Understanding DPI clarifies why raster images can blur when resized, unlike vector images that stay sharp.
Printing Technology
DPI in matplotlib mirrors printer DPI, linking digital plots to physical print quality.
Knowing printing DPI standards helps create plots that look good on paper, bridging digital and physical media.
Human Visual Acuity
DPI settings relate to how humans perceive sharpness and detail at different viewing distances.
Adjusting DPI with human vision in mind ensures plots are readable and comfortable to view.
Common Pitfalls
#1Plot looks blurry when saved at default DPI.

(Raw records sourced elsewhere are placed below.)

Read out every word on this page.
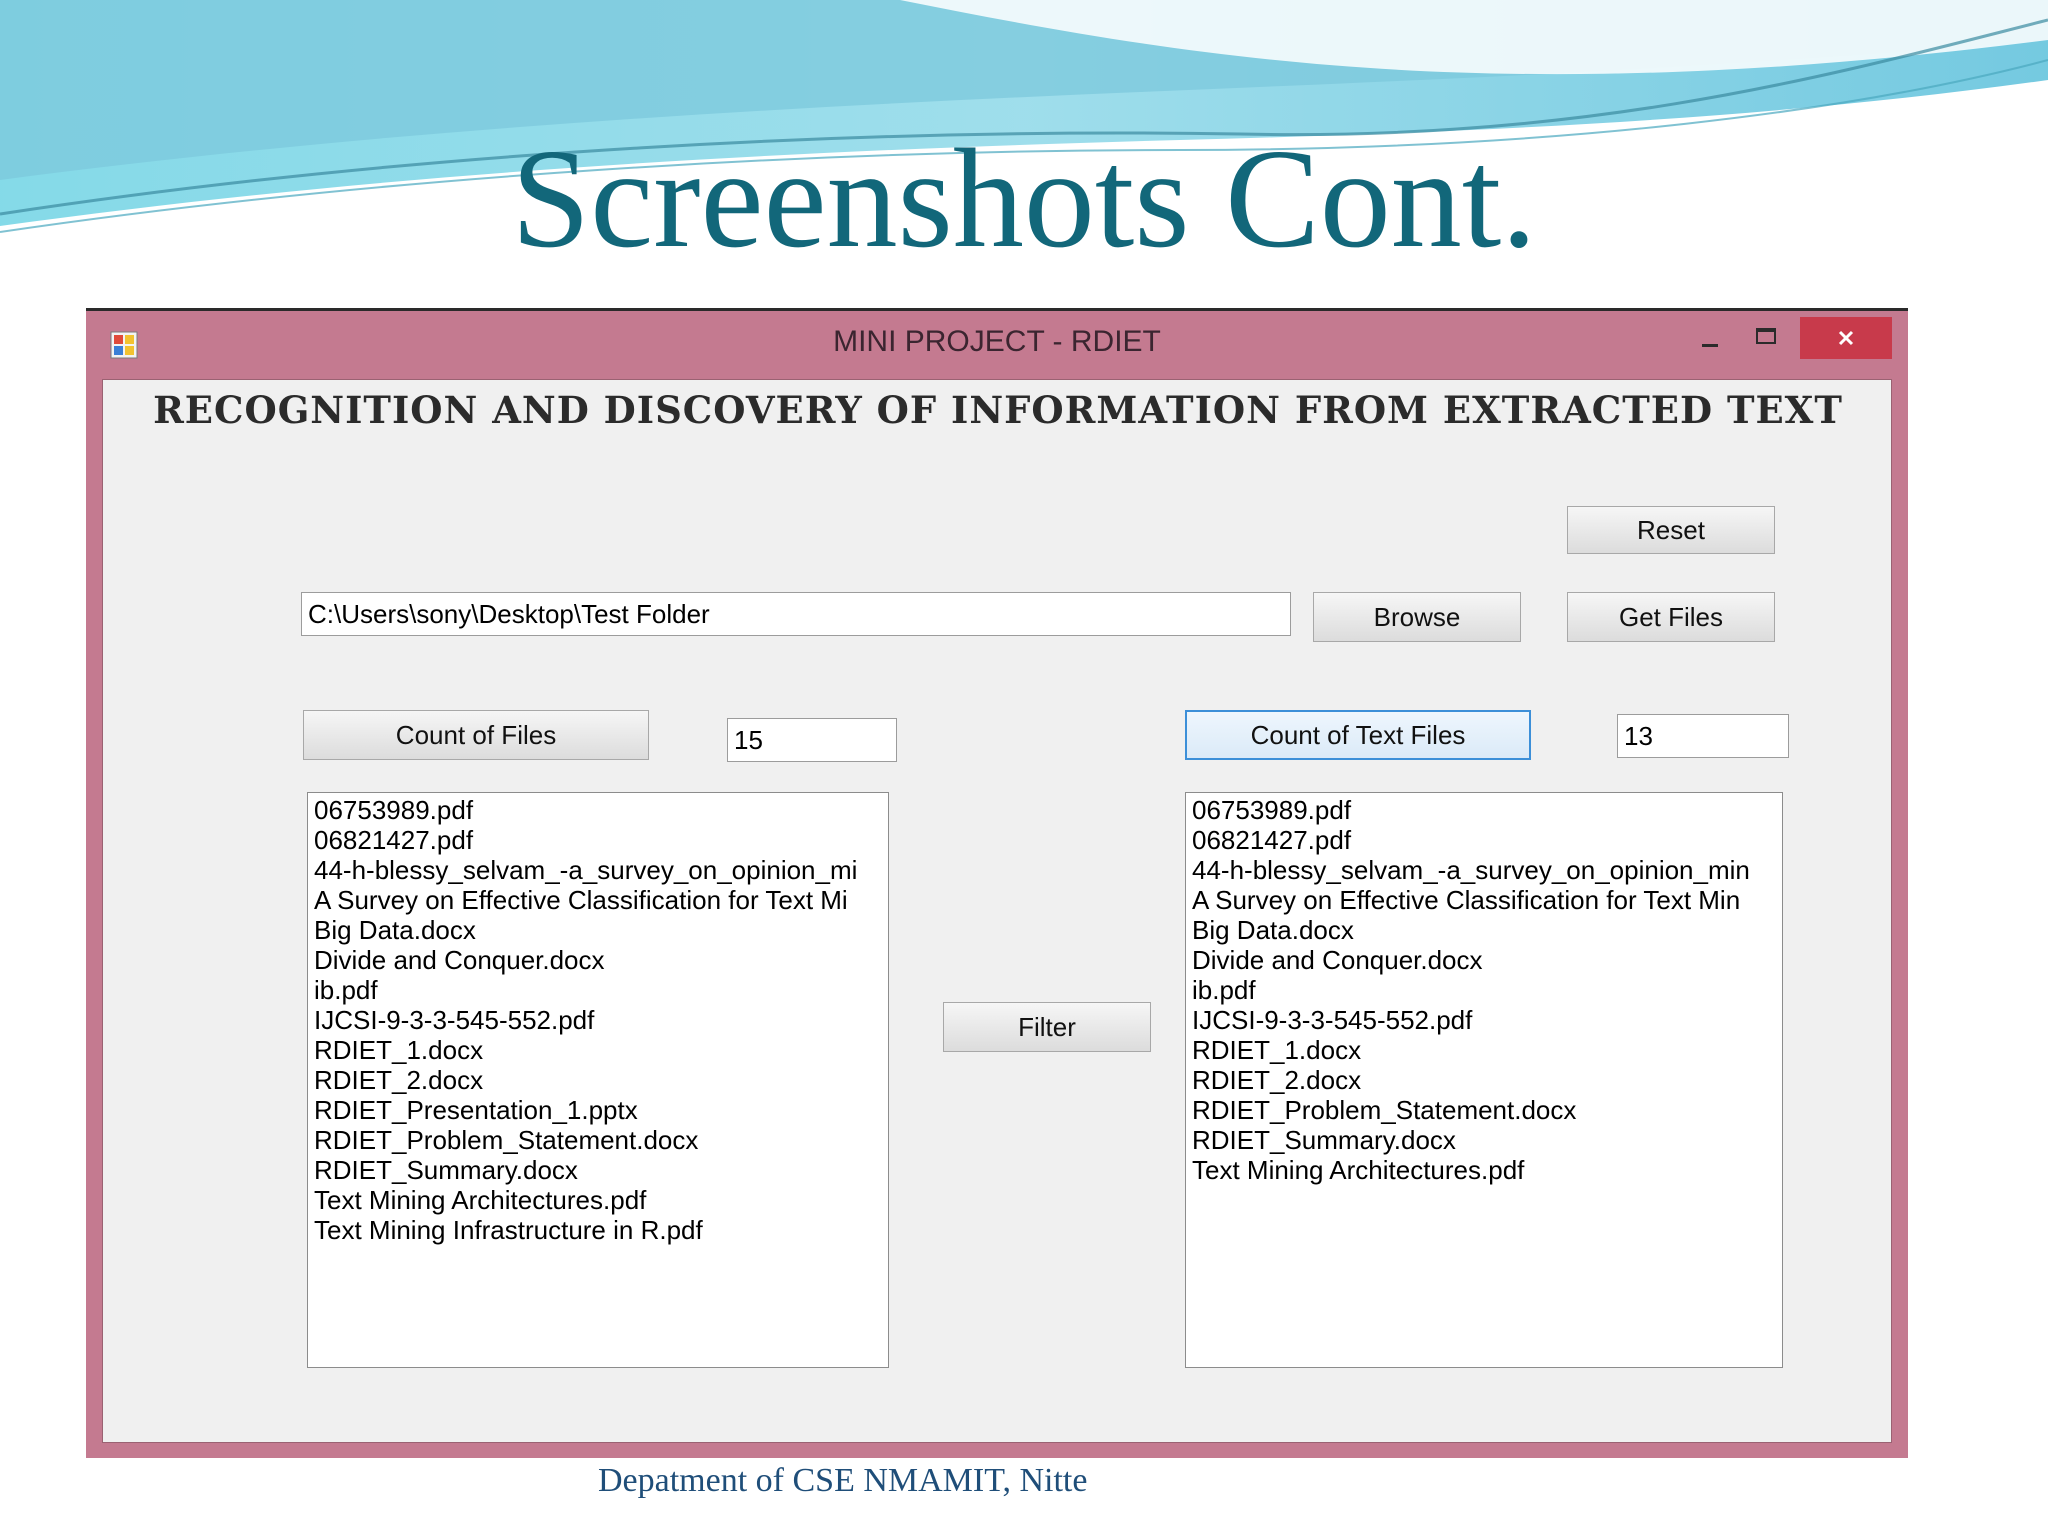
Screenshots Cont.
MINI PROJECT - RDIET
RECOGNITION AND DISCOVERY OF INFORMATION FROM EXTRACTED TEXT
Reset
C:\Users\sony\Desktop\Test Folder	Browse	Get Files
Count of Files	15	Count of Text Files	13
06753989.pdf
06821427.pdf
44-h-blessy_selvam_-a_survey_on_opinion_mi
A Survey on Effective Classification for Text Mi
Big Data.docx
Divide and Conquer.docx
ib.pdf
IJCSI-9-3-3-545-552.pdf
RDIET_1.docx
RDIET_2.docx
RDIET_Presentation_1.pptx
RDIET_Problem_Statement.docx
RDIET_Summary.docx
Text Mining Architectures.pdf
Text Mining Infrastructure in R.pdf
Filter
06753989.pdf
06821427.pdf
44-h-blessy_selvam_-a_survey_on_opinion_min
A Survey on Effective Classification for Text Min
Big Data.docx
Divide and Conquer.docx
ib.pdf
IJCSI-9-3-3-545-552.pdf
RDIET_1.docx
RDIET_2.docx
RDIET_Problem_Statement.docx
RDIET_Summary.docx
Text Mining Architectures.pdf
Depatment of CSE NMAMIT, Nitte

Wrong approach:plt.figure(figsize=(6,4)) plt.plot([1,2,3],[4,5,6]) plt.savefig('plot.png') # no dpi set
Correct approach:plt.figure(figsize=(6,4)) plt.plot([1,2,3],[4,5,6]) plt.savefig('plot.png', dpi=300)
Root cause:Not setting DPI on save uses default low DPI, causing low-resolution output.
#2Changing DPI to make plot bigger on screen.
Wrong approach:plt.figure(figsize=(6,4), dpi=200) plt.show() # expects bigger window
Correct approach:plt.figure(figsize=(12,8), dpi=100) plt.show() # bigger window by size, not DPI
Root cause:Confusing DPI with physical size; DPI affects sharpness, not window size.
#3Assuming saved image size equals figure size times figure DPI.
Wrong approach:plt.figure(figsize=(6,4), dpi=100) plt.savefig('plot.png') # expects 600x400 px image
Correct approach:plt.figure(figsize=(6,4), dpi=100) plt.savefig('plot.png', dpi=100) # explicit save DPI matches expectation
Root cause:Save DPI defaults can differ from figure DPI, causing unexpected image dimensions.
Key Takeaways
Figure size sets the physical dimensions of your plot in inches, controlling how much space it occupies.
DPI controls the pixel density inside the figure, affecting sharpness but not physical size on screen.
The total pixel size of a plot equals figure size multiplied by DPI, determining image resolution.
Setting DPI explicitly when saving ensures your output images have the desired clarity and size.
Different matplotlib backends handle DPI differently, so knowing this helps maintain consistent visuals.